PICO DE CIGÜEÑA
-Dices que mi madre era bellísima, pero que su rostro expresaba una
inmensa tristeza? ¿Cómo saber si es que era así?
Aún es de poco reír, mucho silencio, pocas y
evasivas palabras. Cuesta conocer su alma, aunque finalmente termina, con
sus finitas palabras, diciendo la verdad.
Cuando murió mi hermano, un
domingo al amanecer, ella se colgó del teléfono hasta que uno de mis hijos
respondió:
-Hola, Gaby, ¿cómo estás?
-Hola, dame con tu mamá.
- ¿Pasa algo?
-Carlos falleció…
Me repitió esas dos
palabras y yo solo atiné a decirle que iba a ir a ver qué había sucedido, que
nos juntáramos allá, ya que otro nieto iba en camino a buscarla. En la casa de
él, a nosotros no nos dijo nada. Creo que lo vio tendido y frío sobre el
pasillo del departamento y solo extendió a los hijos la carpeta de la sepultura
para que la usaran. Luego llegó su hermano Óscar, entonces pudo decirle: ”¡No
sabes lo que es esto, Óscar…,no sabes… !”
Me cuesta recordar si fue
entonces o a los pocos días que me dijo que todo había sido por su culpa.
- ¿Qué culpa, mamá? Tú
hiciste lo mejor que pudiste en tu vida, a Carlos lo ayudaste y apoyaste
siempre… ¡Qué absurdo!
-Yo fui mala, por eso me
pasó esto!
-Tú no eres mala y si
hiciste algo, no es la causa de que haya muerto, ni siquiera a él se le pasó
por la cabeza que podía ocurrir algo así…

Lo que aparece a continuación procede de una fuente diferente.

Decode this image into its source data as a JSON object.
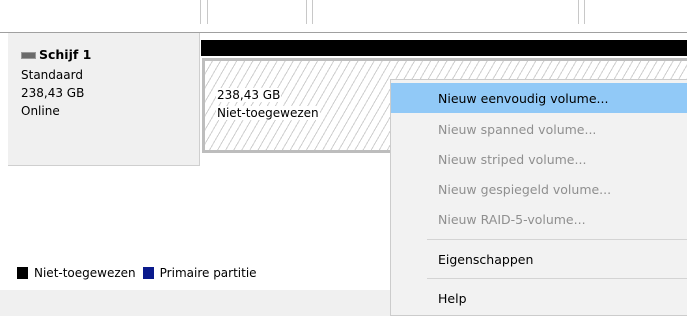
{
  "disk": {
    "title": "Schijf 1",
    "type": "Standaard",
    "size": "238,43 GB",
    "status": "Online"
  },
  "volume": {
    "size": "238,43 GB",
    "status": "Niet-toegewezen"
  },
  "legend": [
    {
      "label": "Niet-toegewezen",
      "color": "#000000"
    },
    {
      "label": "Primaire partitie",
      "color": "#0a1a8c"
    }
  ],
  "context_menu": {
    "items": [
      {
        "label": "Nieuw eenvoudig volume...",
        "enabled": true,
        "highlighted": true
      },
      {
        "label": "Nieuw spanned volume...",
        "enabled": false
      },
      {
        "label": "Nieuw striped volume...",
        "enabled": false
      },
      {
        "label": "Nieuw gespiegeld volume...",
        "enabled": false
      },
      {
        "label": "Nieuw RAID-5-volume...",
        "enabled": false
      },
      {
        "label": "Eigenschappen",
        "enabled": true
      },
      {
        "label": "Help",
        "enabled": true
      }
    ],
    "highlight_color": "#91c9f7"
  }
}
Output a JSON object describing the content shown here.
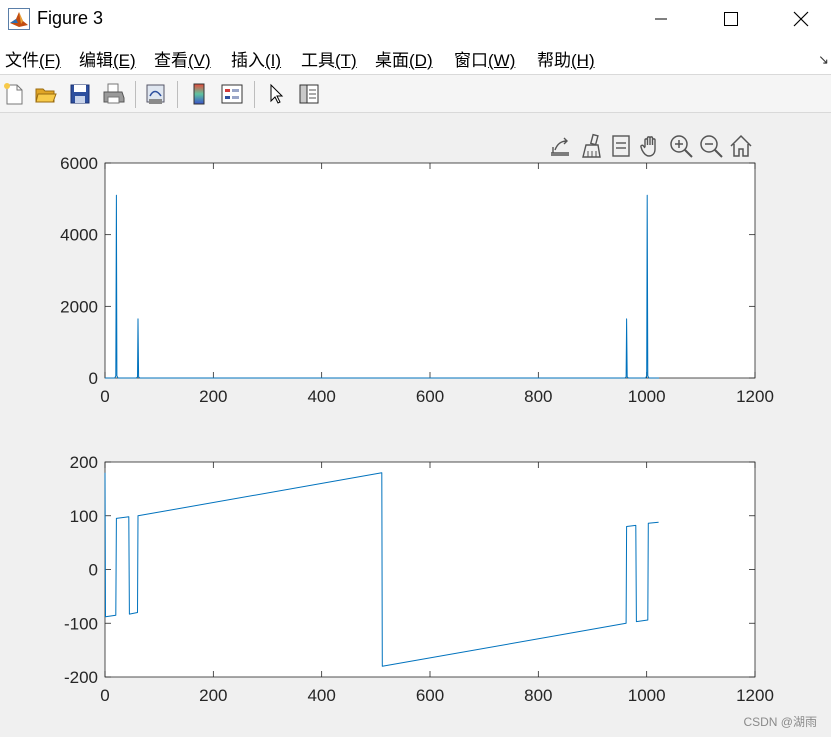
{
  "window": {
    "title": "Figure 3",
    "minimize_glyph": "—",
    "maximize_glyph": "☐",
    "close_glyph": "✕"
  },
  "menu": [
    {
      "label": "文件",
      "mnemonic": "(F)"
    },
    {
      "label": "编辑",
      "mnemonic": "(E)"
    },
    {
      "label": "查看",
      "mnemonic": "(V)"
    },
    {
      "label": "插入",
      "mnemonic": "(I)"
    },
    {
      "label": "工具",
      "mnemonic": "(T)"
    },
    {
      "label": "桌面",
      "mnemonic": "(D)"
    },
    {
      "label": "窗口",
      "mnemonic": "(W)"
    },
    {
      "label": "帮助",
      "mnemonic": "(H)"
    }
  ],
  "menu_overflow_glyph": "↘",
  "toolbar_icons": [
    "new-figure-icon",
    "open-file-icon",
    "save-icon",
    "print-icon",
    "link-plot-icon",
    "colorbar-icon",
    "legend-icon",
    "edit-plot-arrow-icon",
    "property-inspector-icon"
  ],
  "axes_toolbar_icons": [
    "export-icon",
    "data-brush-icon",
    "data-tips-icon",
    "pan-hand-icon",
    "zoom-in-icon",
    "zoom-out-icon",
    "restore-view-home-icon"
  ],
  "watermark": "CSDN @湖雨",
  "line_color": "#0072bd",
  "chart_data": [
    {
      "type": "line",
      "title": "",
      "xlabel": "",
      "ylabel": "",
      "xlim": [
        0,
        1200
      ],
      "ylim": [
        0,
        6000
      ],
      "xticks": [
        0,
        200,
        400,
        600,
        800,
        1000,
        1200
      ],
      "xtick_labels": [
        "0",
        "200",
        "400",
        "600",
        "800",
        "1000",
        "1200"
      ],
      "yticks": [
        0,
        2000,
        4000,
        6000
      ],
      "ytick_labels": [
        "0",
        "2000",
        "4000",
        "6000"
      ],
      "grid": false,
      "series": [
        {
          "x": [
            0,
            18,
            20,
            21,
            22,
            24,
            58,
            60,
            61,
            62,
            64,
            960,
            962,
            963,
            964,
            966,
            998,
            1000,
            1001,
            1002,
            1004,
            1023
          ],
          "y": [
            0,
            0,
            60,
            5100,
            60,
            0,
            0,
            30,
            1650,
            30,
            0,
            0,
            30,
            1650,
            30,
            0,
            0,
            60,
            5100,
            60,
            0,
            0
          ]
        }
      ]
    },
    {
      "type": "line",
      "title": "",
      "xlabel": "",
      "ylabel": "",
      "xlim": [
        0,
        1200
      ],
      "ylim": [
        -200,
        200
      ],
      "xticks": [
        0,
        200,
        400,
        600,
        800,
        1000,
        1200
      ],
      "xtick_labels": [
        "0",
        "200",
        "400",
        "600",
        "800",
        "1000",
        "1200"
      ],
      "yticks": [
        -200,
        -100,
        0,
        100,
        200
      ],
      "ytick_labels": [
        "-200",
        "-100",
        "0",
        "100",
        "200"
      ],
      "grid": false,
      "series": [
        {
          "x": [
            0,
            1,
            20,
            21,
            44,
            45,
            60,
            61,
            511,
            512,
            962,
            963,
            980,
            981,
            1002,
            1003,
            1022
          ],
          "y": [
            180,
            -88,
            -85,
            95,
            98,
            -83,
            -80,
            100,
            180,
            -180,
            -100,
            80,
            82,
            -97,
            -94,
            86,
            88
          ]
        }
      ]
    }
  ]
}
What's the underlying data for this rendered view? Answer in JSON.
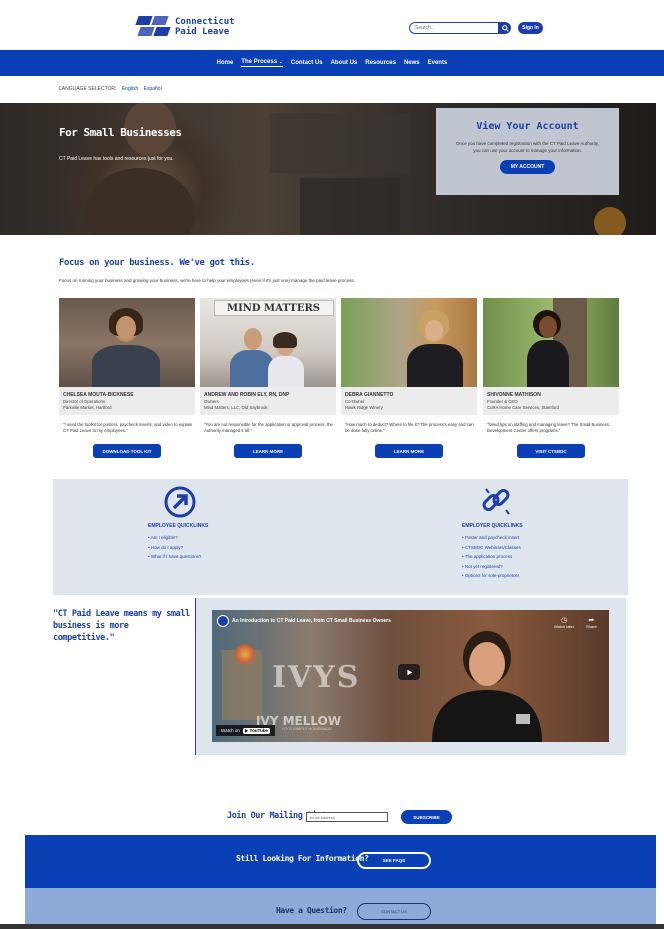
{
  "header": {
    "logo_line1": "Connecticut",
    "logo_line2": "Paid Leave",
    "search_placeholder": "Search...",
    "signin_label": "Sign In"
  },
  "nav": {
    "items": [
      "Home",
      "The Process",
      "Contact Us",
      "About Us",
      "Resources",
      "News",
      "Events"
    ],
    "active": "The Process"
  },
  "language": {
    "label": "LANGUAGE SELECTOR:",
    "english": "English",
    "spanish": "Español"
  },
  "hero": {
    "title": "For Small Businesses",
    "subtitle": "CT Paid Leave has tools and resources just for you.",
    "account_title": "View Your Account",
    "account_text": "Once you have completed registration with the CT Paid Leave Authority, you can use your account to manage your information.",
    "account_button": "MY ACCOUNT"
  },
  "focus": {
    "title": "Focus on your business. We've got this.",
    "text": "Focus on running your business and growing your business, we're here to help your employees (even if it's just one) manage the paid leave process."
  },
  "cards": [
    {
      "name": "CHELSEA MOUTA-BICKNESE",
      "role": "Director of Operations",
      "org": "Parkville Market, Hartford",
      "quote": "\"I used the toolkit for posters, paycheck inserts, and video to explain CT Paid Leave to my employees.\"",
      "button": "DOWNLOAD TOOL KIT"
    },
    {
      "name": "ANDREW AND ROBIN ELY, RN, DNP",
      "role": "Owners",
      "org": "Mind Matters, LLC, Old Saybrook",
      "quote": "\"You are not responsible for the application or approval process, the Authority managed it all.\"",
      "button": "LEARN MORE",
      "sign": "MIND MATTERS"
    },
    {
      "name": "DEBRA GIANNETTO",
      "role": "Co-Owner",
      "org": "Hawk Ridge Winery",
      "quote": "\"How much to deduct? Where to file it? The process's easy and can be done fully online.\"",
      "button": "LEARN MORE"
    },
    {
      "name": "SHIVONNE MATHISON",
      "role": "Founder & CEO",
      "org": "CuRA Home Care Services, Stamford",
      "quote": "\"Need tips on staffing and managing leave? The Small Business Development Center offers programs.\"",
      "button": "VISIT CTSBDC"
    }
  ],
  "quicklinks": {
    "employee_title": "EMPLOYEE QUICKLINKS",
    "employee_links": [
      "Am I eligible?",
      "How do I apply?",
      "What if I have questions?"
    ],
    "employer_title": "EMPLOYER QUICKLINKS",
    "employer_links": [
      "Poster and paycheck insert",
      "CTSBDC Webinars/Classes",
      "The application process",
      "Not yet registered?",
      "Options for sole-proprietors"
    ]
  },
  "testimonial": {
    "quote": "\"CT Paid Leave means my small business is more competitive.\""
  },
  "video": {
    "title": "An Introduction to CT Paid Leave, from CT Small Business Owners",
    "watch_later": "Watch later",
    "share": "Share",
    "watch_on": "Watch on",
    "youtube": "YouTube",
    "sign_text": "IVYS",
    "sign_text2": "IVY MELLOW",
    "sign_text3": "IVY'S SIMPLY HOMEMADE"
  },
  "mailing": {
    "label": "Join Our Mailing List",
    "placeholder": "email address",
    "button": "SUBSCRIBE"
  },
  "footer": {
    "info_text": "Still Looking For Information?",
    "info_button": "SEE FAQS",
    "question_text": "Have a Question?",
    "question_button": "CONTACT US"
  },
  "colors": {
    "brand_blue": "#0b3fb5",
    "light_panel": "#dfe5ec",
    "footer_light": "#8eaad8"
  }
}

Desde entonces ella pasó a
ser más sombra que antes, a veces, su cuerpo temblaba o me confesaba que estaba
angustiada. Para calmarla, la fui convenciendo de que mi hermano hubiese
querido morir joven, sesenta y dos años, quizás era la edad justa.
Mi padre había muerto 10
años antes y ella había aprendido bastante bien a convivir con las ausencias,
pensé que tal vez podría sobrellevar un nuevo dolor, pero quizá no un desgarro…
- ¿Y me dices ahora que yo no tengo la tristeza de mi madre?

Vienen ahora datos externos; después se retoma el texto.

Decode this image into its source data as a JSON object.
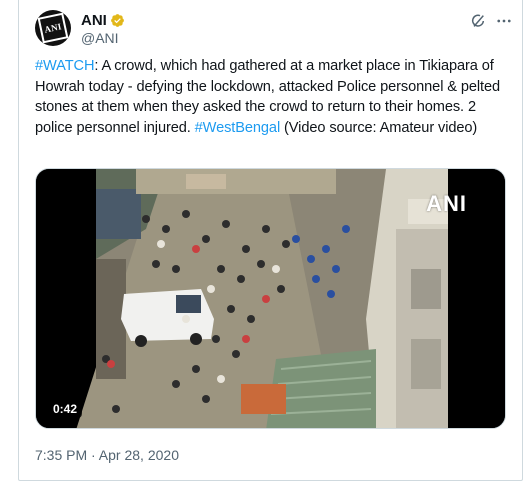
{
  "author": {
    "display_name": "ANI",
    "handle": "@ANI",
    "avatar_text": "ANI",
    "verified_badge": "verified-gold-icon"
  },
  "tweet": {
    "segments": [
      {
        "type": "hashtag",
        "text": "#WATCH"
      },
      {
        "type": "text",
        "text": ": A crowd, which had gathered at a market place in Tikiapara of Howrah today - defying the lockdown, attacked Police personnel & pelted stones at them when they asked the crowd to return to their homes. 2 police personnel injured. "
      },
      {
        "type": "hashtag",
        "text": "#WestBengal"
      },
      {
        "type": "text",
        "text": " (Video source: Amateur video)"
      }
    ]
  },
  "media": {
    "duration": "0:42",
    "watermark": "ANI"
  },
  "timestamp": "7:35 PM · Apr 28, 2020",
  "colors": {
    "accent": "#1d9bf0",
    "text": "#0f1419",
    "secondary": "#536471",
    "verified_gold": "#e2b719"
  },
  "icons": {
    "grok": "grok-icon",
    "more": "more-icon"
  }
}
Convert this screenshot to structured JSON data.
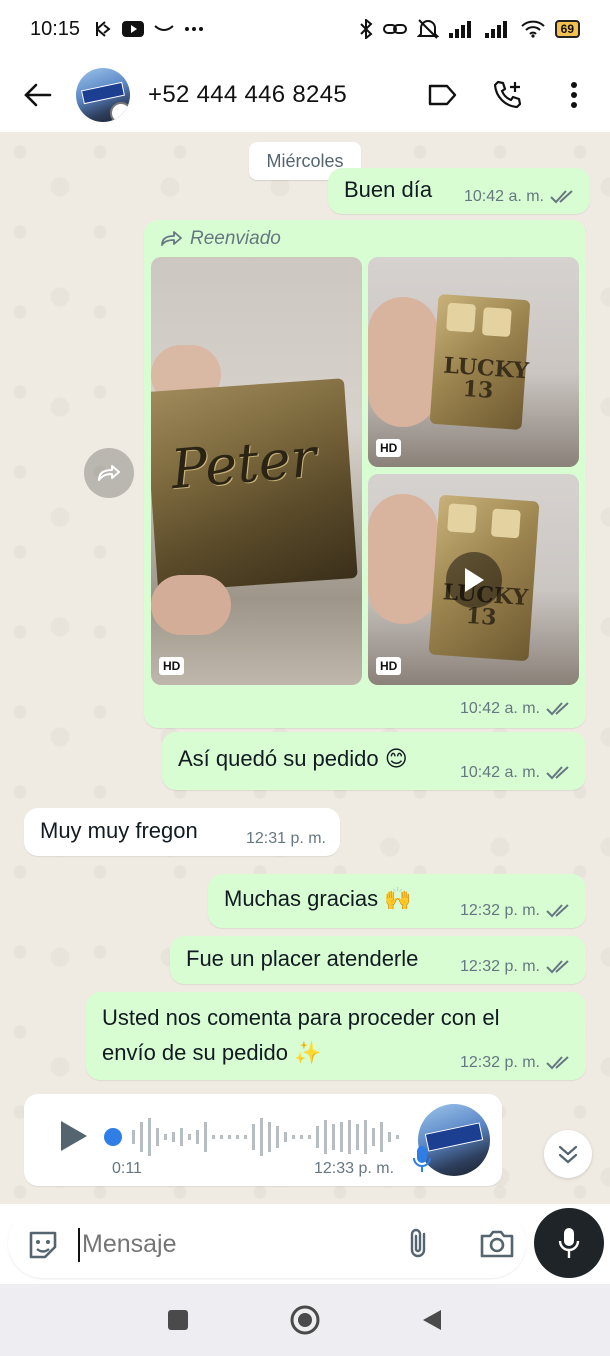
{
  "status_bar": {
    "time": "10:15",
    "battery": "69",
    "icons": [
      "k-icon",
      "youtube-icon",
      "smile-icon",
      "more-icon",
      "bluetooth-icon",
      "link-icon",
      "mute-icon",
      "signal-icon",
      "signal-icon",
      "wifi-icon",
      "battery-icon"
    ]
  },
  "header": {
    "contact": "+52 444 446 8245",
    "actions": [
      "label-icon",
      "call-add-icon",
      "more-vert-icon"
    ]
  },
  "chat": {
    "date_chip": "Miércoles",
    "messages": [
      {
        "text": "Buen día",
        "time": "10:42 a. m."
      },
      {
        "forward_label": "Reenviado",
        "time": "10:42 a. m.",
        "photo_1_text": "Peter",
        "photo_2_text_1": "LUCKY",
        "photo_2_text_2": "13",
        "photo_3_text_1": "LUCKY",
        "photo_3_text_2": "13",
        "hd": "HD"
      },
      {
        "text": "Así quedó su pedido 😊",
        "time": "10:42 a. m."
      },
      {
        "text": "Muy muy fregon",
        "time": "12:31 p. m."
      },
      {
        "text": "Muchas gracias 🙌",
        "time": "12:32 p. m."
      },
      {
        "text": "Fue un placer atenderle",
        "time": "12:32 p. m."
      },
      {
        "line1": "Usted nos comenta para proceder con el",
        "line2": "envío de su pedido ✨",
        "time": "12:32 p. m."
      }
    ],
    "voice": {
      "duration": "0:11",
      "time": "12:33 p. m."
    }
  },
  "input": {
    "placeholder": "Mensaje"
  },
  "colors": {
    "outgoing": "#d9fdd3",
    "incoming": "#ffffff",
    "chat_bg": "#efeae2",
    "tick": "#667781",
    "voice_dot": "#2e7ee5"
  }
}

No sabes cuánto me ha costado eso…
Después de su última
caída, a sus noventa y tres años, la Gaby ha quedado más ausente, más ajena aún
a lo cotidiano, tal vez más próxima a sus silencios.
“-Mamá, ¡dame permiso para
volverme del colegio en micro!
-Bueno, te la tomas y que
te deje en Renato Sánchez y caminas hasta acá. Tiene que decir Apoquindo en el
letrero, ¡fíjate bien!
- ¡Claro que sí! “
Entonces, comencé a irme
con la Sonia a tu casa, como tú ibas a buscarla al colegio, me invitaban y yo
iba a diario.
Eras una madre distinta:
vestías pantalones ajustados, blusas ceñidas y escotadas, maquillaje y peinado
modernos, pero sobre todo, me llamaba la atención tu energía, ese entusiasmo
que empapaba tus actividades y nos hacía sentirnos libres a nosotras que éramos
niñas.
-Eras una niñita alegre
y muy inteligente, yo me divertía contigo, decías que no te gustaba estar en tu
casa, que siempre te retaban por algo…
Era una niña que disfrutaba
de estar fuera de casa. Compartir habitación con mi hermana era calzarme un
zapato ajustado: acostarse temprano, tener las tareas hechas, todo listo para
el otro día. ¡Yo solo quería jugar!
No, mi madre no era así,
sus relatos eran de acontecimientos frustrados, historias melancólicas, ella
sometida a los sucesos, sin intentos por cambiar su curso…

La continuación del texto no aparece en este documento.